Вечер сгущался, смуглым туманом переваливал через раму, сгребая по пути в черноту предметы, подступал со всех сторон к журнальному столику со старинным абажуром, льющему
мягкий малиновый свет. За столиком, сидя в уютном потертом кресле, сидел Назар, пил вечерний кофе, мелкими долгими глотками, словно вечер обещался быть бесконечным. Темнота заволокла окно, покрыла отрезами черного бархата зал, и лизала туманными щупальцами Назаровы тапочки, хватая смутным сквозняком его голые худощавые ноги под банным халатом. Назар ежился и быстрее мешал мельхиоровой ложечкой кофе, любуясь маленьким водоворотом в чашечке. Кофе был ненастоящим, и мешать его можно было сколько угодно, не боясь зернистого осадка во рту.
- Когда же она придет? – подумал Назар и грустно уронил тень мигнувших ресниц на щеку. И почти в ту же секунду вжался в кресло. ОНО возникло быстрее, чем длится звук щелчка между большим и средним пальцами - квартира онемела - стены не говорили голосами соседей, полы не хрустели суставами и стерлись шаги на лестничной клетке. Назар побледнел лицом и одеревенел конечностями. Негнущимися пальцами он поставил чашечку сильно на край, отчего чашечка кувыркнулась и упала на пол, разбившись очень симметрично на две половинки, и словно кровью кофеем истекла на ковер.
Назар прислушался.
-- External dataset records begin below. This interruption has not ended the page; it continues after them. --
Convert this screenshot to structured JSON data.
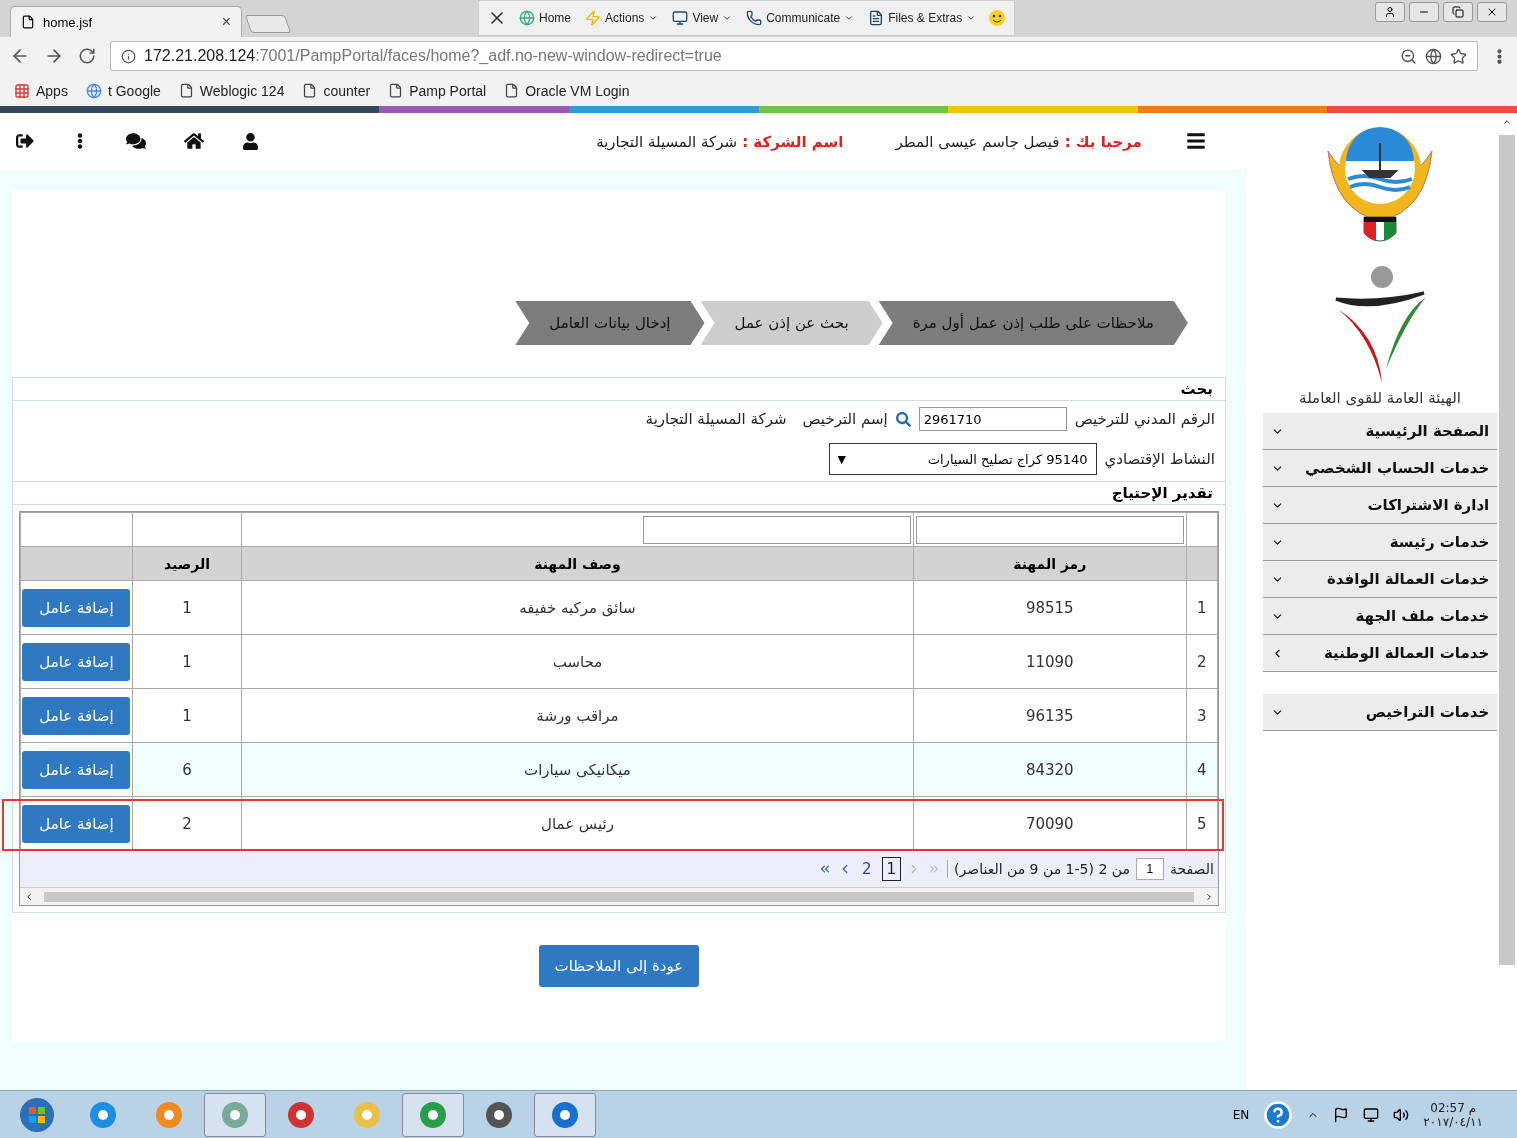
{
  "browser": {
    "tab_title": "home.jsf",
    "tab_close": "×",
    "toolbar": [
      {
        "kind": "files",
        "label": "Files & Extras",
        "menu": true
      },
      {
        "kind": "communicate",
        "label": "Communicate",
        "menu": true
      },
      {
        "kind": "view",
        "label": "View",
        "menu": true
      },
      {
        "kind": "actions",
        "label": "Actions",
        "menu": true
      },
      {
        "kind": "home",
        "label": "Home",
        "menu": false
      }
    ],
    "url_host": "172.21.208.124",
    "url_rest": ":7001/PampPortal/faces/home?_adf.no-new-window-redirect=true",
    "bookmarks": [
      {
        "kind": "page",
        "label": "Oracle VM Login"
      },
      {
        "kind": "page",
        "label": "Pamp Portal"
      },
      {
        "kind": "page",
        "label": "counter"
      },
      {
        "kind": "page",
        "label": "Weblogic 124"
      },
      {
        "kind": "google",
        "label": "t Google"
      },
      {
        "kind": "apps",
        "label": "Apps"
      }
    ]
  },
  "header": {
    "welcome_label": "مرحبا بك :",
    "user_name": "فيصل جاسم عيسى المطر",
    "company_label": "اسم الشركة :",
    "company_name": "شركة المسيلة التجارية"
  },
  "steps": [
    {
      "label": "ملاحظات على طلب إذن عمل أول مرة",
      "selected": false
    },
    {
      "label": "بحث عن إذن عمل",
      "selected": true
    },
    {
      "label": "إدخال بيانات العامل",
      "selected": false
    }
  ],
  "search": {
    "title": "بحث",
    "civil_id_label": "الرقم المدني للترخيص",
    "civil_id_value": "2961710",
    "license_name_label": "إسم الترخيص",
    "license_name_value": "شركة المسيلة التجارية",
    "activity_label": "النشاط الإقتصادي",
    "activity_value": "95140 كراج تصليح السيارات",
    "activity_arrow": "▼"
  },
  "needs": {
    "title": "تقدير الإحتياج",
    "columns": [
      "رمز المهنة",
      "وصف المهنة",
      "الرصيد"
    ],
    "rows": [
      {
        "index": "1",
        "code": "98515",
        "description": "سائق مركبه خفيفه",
        "balance": "1",
        "action": "إضافة عامل",
        "selected": false,
        "outlined": false
      },
      {
        "index": "2",
        "code": "11090",
        "description": "محاسب",
        "balance": "1",
        "action": "إضافة عامل",
        "selected": false,
        "outlined": false
      },
      {
        "index": "3",
        "code": "96135",
        "description": "مراقب ورشة",
        "balance": "1",
        "action": "إضافة عامل",
        "selected": false,
        "outlined": false
      },
      {
        "index": "4",
        "code": "84320",
        "description": "ميكانيكى سيارات",
        "balance": "6",
        "action": "إضافة عامل",
        "selected": true,
        "outlined": false
      },
      {
        "index": "5",
        "code": "70090",
        "description": "رئيس عمال",
        "balance": "2",
        "action": "إضافة عامل",
        "selected": false,
        "outlined": true
      }
    ],
    "pagination": {
      "page_label": "الصفحة",
      "page_value": "1",
      "summary": "من 2 (5-1 من 9 من العناصر)",
      "pages": [
        {
          "label": "1",
          "selected": true
        },
        {
          "label": "2",
          "selected": false
        }
      ],
      "nav": [
        {
          "kind": "first",
          "disabled": true
        },
        {
          "kind": "previous",
          "disabled": true
        },
        {
          "kind": "next",
          "disabled": false
        },
        {
          "kind": "last",
          "disabled": false
        }
      ]
    }
  },
  "back_button": "عودة إلى الملاحظات",
  "sidebar": {
    "org_name": "الهيئة العامة للقوى العاملة",
    "items": [
      {
        "label": "الصفحة الرئيسية",
        "kind": "dropdown"
      },
      {
        "label": "خدمات الحساب الشخصي",
        "kind": "dropdown"
      },
      {
        "label": "ادارة الاشتراكات",
        "kind": "dropdown"
      },
      {
        "label": "خدمات رئيسة",
        "kind": "dropdown"
      },
      {
        "label": "خدمات العمالة الوافدة",
        "kind": "dropdown"
      },
      {
        "label": "خدمات ملف الجهة",
        "kind": "dropdown"
      },
      {
        "label": "خدمات العمالة الوطنية",
        "kind": "link"
      }
    ],
    "extra_items": [
      {
        "label": "خدمات التراخيص",
        "kind": "dropdown"
      }
    ]
  },
  "taskbar": {
    "language": "EN",
    "time": "02:57 م",
    "date": "٢٠١٧/٠٤/١١"
  }
}
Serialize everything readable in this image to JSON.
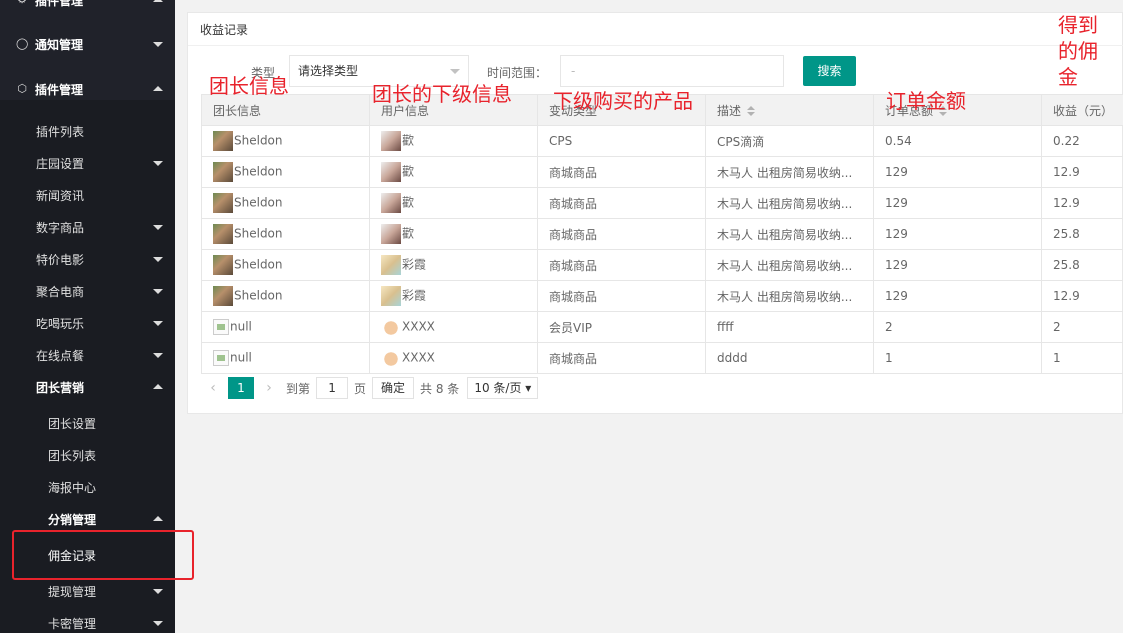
{
  "sidebar": {
    "items": [
      {
        "label": "插件管理",
        "expanded": true
      },
      {
        "label": "通知管理",
        "expanded": false
      },
      {
        "label": "插件管理",
        "expanded": true
      },
      {
        "label": "插件列表"
      },
      {
        "label": "庄园设置",
        "expanded": false
      },
      {
        "label": "新闻资讯"
      },
      {
        "label": "数字商品",
        "expanded": false
      },
      {
        "label": "特价电影",
        "expanded": false
      },
      {
        "label": "聚合电商",
        "expanded": false
      },
      {
        "label": "吃喝玩乐",
        "expanded": false
      },
      {
        "label": "在线点餐",
        "expanded": false
      },
      {
        "label": "团长营销",
        "expanded": true
      },
      {
        "label": "团长设置"
      },
      {
        "label": "团长列表"
      },
      {
        "label": "海报中心"
      },
      {
        "label": "分销管理",
        "expanded": true
      },
      {
        "label": "佣金记录",
        "selected": true
      },
      {
        "label": "提现管理",
        "expanded": false
      },
      {
        "label": "卡密管理",
        "expanded": false
      }
    ]
  },
  "panel": {
    "title": "收益记录",
    "filters": {
      "type_label": "类型",
      "type_value": "请选择类型",
      "range_label": "时间范围：",
      "range_value": "-",
      "search_label": "搜索"
    }
  },
  "table": {
    "columns": [
      "团长信息",
      "用户信息",
      "变动类型",
      "描述",
      "订单总额",
      "收益（元）"
    ],
    "rows": [
      {
        "leader": "Sheldon",
        "user": "歡",
        "type": "CPS",
        "desc": "CPS滴滴",
        "total": "0.54",
        "income": "0.22"
      },
      {
        "leader": "Sheldon",
        "user": "歡",
        "type": "商城商品",
        "desc": "木马人 出租房简易收纳...",
        "total": "129",
        "income": "12.9"
      },
      {
        "leader": "Sheldon",
        "user": "歡",
        "type": "商城商品",
        "desc": "木马人 出租房简易收纳...",
        "total": "129",
        "income": "12.9"
      },
      {
        "leader": "Sheldon",
        "user": "歡",
        "type": "商城商品",
        "desc": "木马人 出租房简易收纳...",
        "total": "129",
        "income": "25.8"
      },
      {
        "leader": "Sheldon",
        "user": "彩霞",
        "type": "商城商品",
        "desc": "木马人 出租房简易收纳...",
        "total": "129",
        "income": "25.8"
      },
      {
        "leader": "Sheldon",
        "user": "彩霞",
        "type": "商城商品",
        "desc": "木马人 出租房简易收纳...",
        "total": "129",
        "income": "12.9"
      },
      {
        "leader": "null",
        "user": "XXXX",
        "type": "会员VIP",
        "desc": "ffff",
        "total": "2",
        "income": "2"
      },
      {
        "leader": "null",
        "user": "XXXX",
        "type": "商城商品",
        "desc": "dddd",
        "total": "1",
        "income": "1"
      }
    ]
  },
  "pagination": {
    "current": "1",
    "goto_label": "到第",
    "goto_value": "1",
    "page_unit": "页",
    "confirm_label": "确定",
    "total_text": "共 8 条",
    "page_size": "10 条/页"
  },
  "annotations": {
    "leader_info": "团长信息",
    "subordinate_info": "团长的下级信息",
    "product": "下级购买的产品",
    "order_amount": "订单金额",
    "commission": "得到的佣金"
  },
  "colors": {
    "sidebar_bg": "#20222a",
    "accent": "#009688",
    "annotation_red": "#e8232c"
  }
}
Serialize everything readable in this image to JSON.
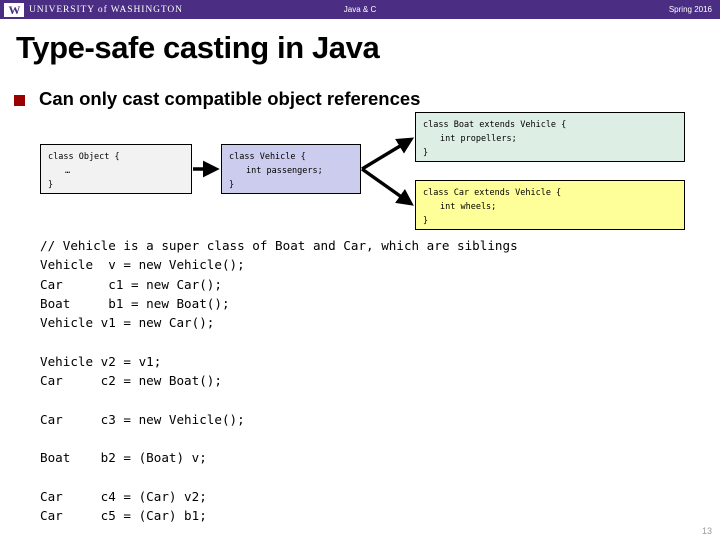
{
  "header": {
    "institution": "UNIVERSITY of WASHINGTON",
    "logo_letter": "W",
    "course": "Java & C",
    "term": "Spring 2016",
    "bar_color": "#4b2e83"
  },
  "slide": {
    "title": "Type-safe casting in Java",
    "bullet": "Can only cast compatible object references",
    "bullet_color": "#990000",
    "page_number": "13"
  },
  "diagram": {
    "boxes": [
      {
        "id": "object",
        "name": "Object",
        "color": "#f2f2f2",
        "line1": "class Object {",
        "line2": "…",
        "line3": "}"
      },
      {
        "id": "vehicle",
        "name": "Vehicle",
        "color": "#ccccee",
        "line1": "class Vehicle {",
        "line2": "int passengers;",
        "line3": "}"
      },
      {
        "id": "boat",
        "name": "Boat",
        "color": "#ddeee5",
        "line1": "class Boat extends Vehicle {",
        "line2": "int propellers;",
        "line3": "}"
      },
      {
        "id": "car",
        "name": "Car",
        "color": "#ffff99",
        "line1": "class Car extends Vehicle {",
        "line2": "int wheels;",
        "line3": "}"
      }
    ],
    "arrow_color": "#000000"
  },
  "code": {
    "lines": [
      "// Vehicle is a super class of Boat and Car, which are siblings",
      "Vehicle  v = new Vehicle();",
      "Car      c1 = new Car();",
      "Boat     b1 = new Boat();",
      "Vehicle v1 = new Car();",
      "",
      "Vehicle v2 = v1;",
      "Car     c2 = new Boat();",
      "",
      "Car     c3 = new Vehicle();",
      "",
      "Boat    b2 = (Boat) v;",
      "",
      "Car     c4 = (Car) v2;",
      "Car     c5 = (Car) b1;"
    ]
  }
}
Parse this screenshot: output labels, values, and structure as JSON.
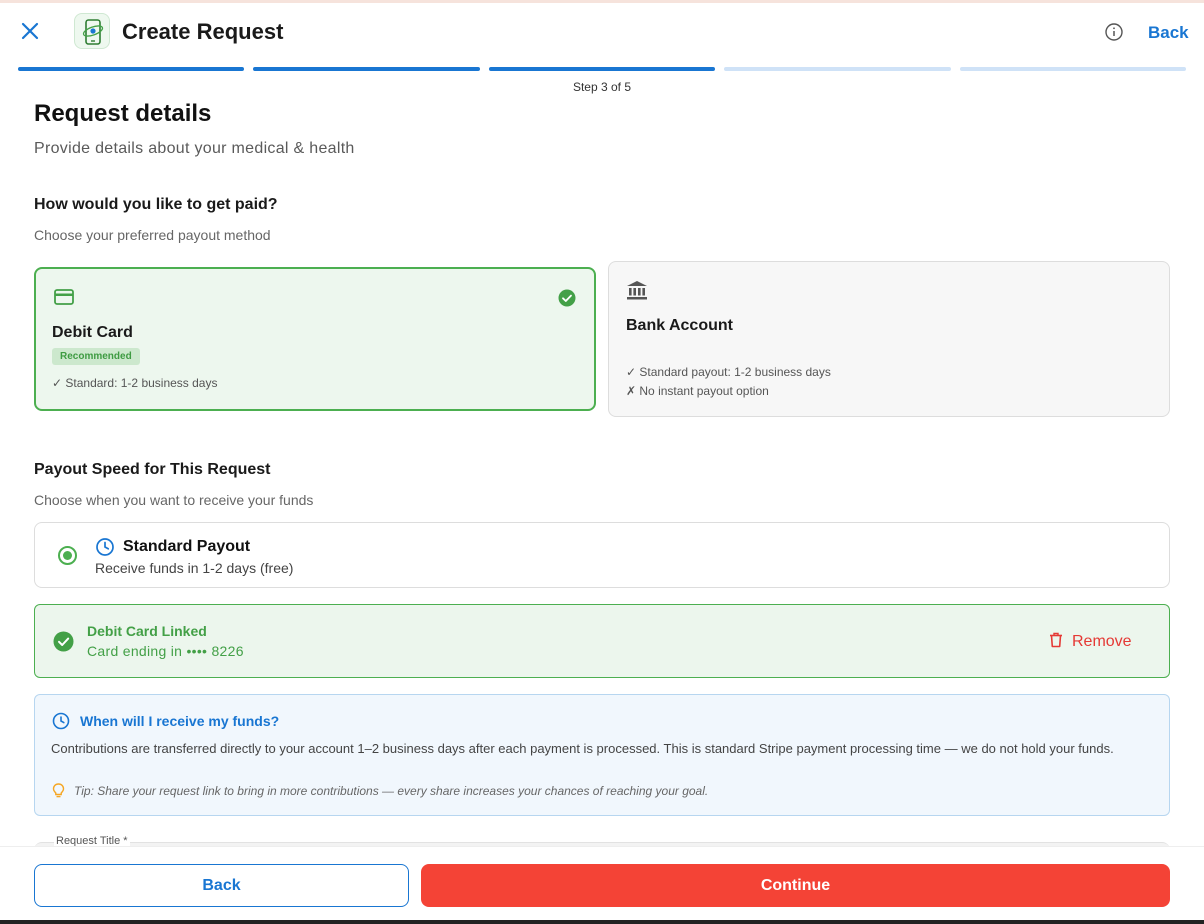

Оно ходило в дальней комнате… а может и ближе… неслышно, но очень атмосферно, прессуя воздух в комья свинца, что застревали у Назара в горле.
- Этого не может быть… - подумал Назар – просто не может…
Совсем близко, полосуя сознание, кто-то засмеялся.
Назар вскочил, воткнул вилку в электричество, и динамики раздвоили квартиру, от басов задрожали потолки. Но Оно не ушло, тянуло к Назару руку, проникая в незаживающую дыру между ребрами сумасшедшим смехом.
Назар упал на колени в мокрое ковровое пятно, закрыл глаза и зашептал, сбиваясь «Отче Наш». Но смех попривык к этой молитве, и сквозь дыру добрался до Назарова сердца, корябнул его коготком.
И тут в замочную скважину вонзился ключ, вошла мама, полыхнула светом, дернула вилку магнитофона из сети.
- Назар, ведь ночь уже… соседи… – повела нахмуренной бровью.
И Оно пропало. Развалилось на куски, так и не добравшись до сердца. Назар протянул худую свою ладошку под малиновый свет абажура, и долго глядел на нее, словно выискивая ту черточку - мизерное свернутое пространство, откуда так часто выходит к нему это сумасшествие, гадая как долго Оно еще его будет мучить.
Пахнуло Хармсом, особенно где "Отче наш", но только пахнуло. Немного не лепится, т.к. стиль некоторых предложений не от этого рассказа. Это и не абсурд и не реализм и не детское и не взрослое, а так. ИМХО.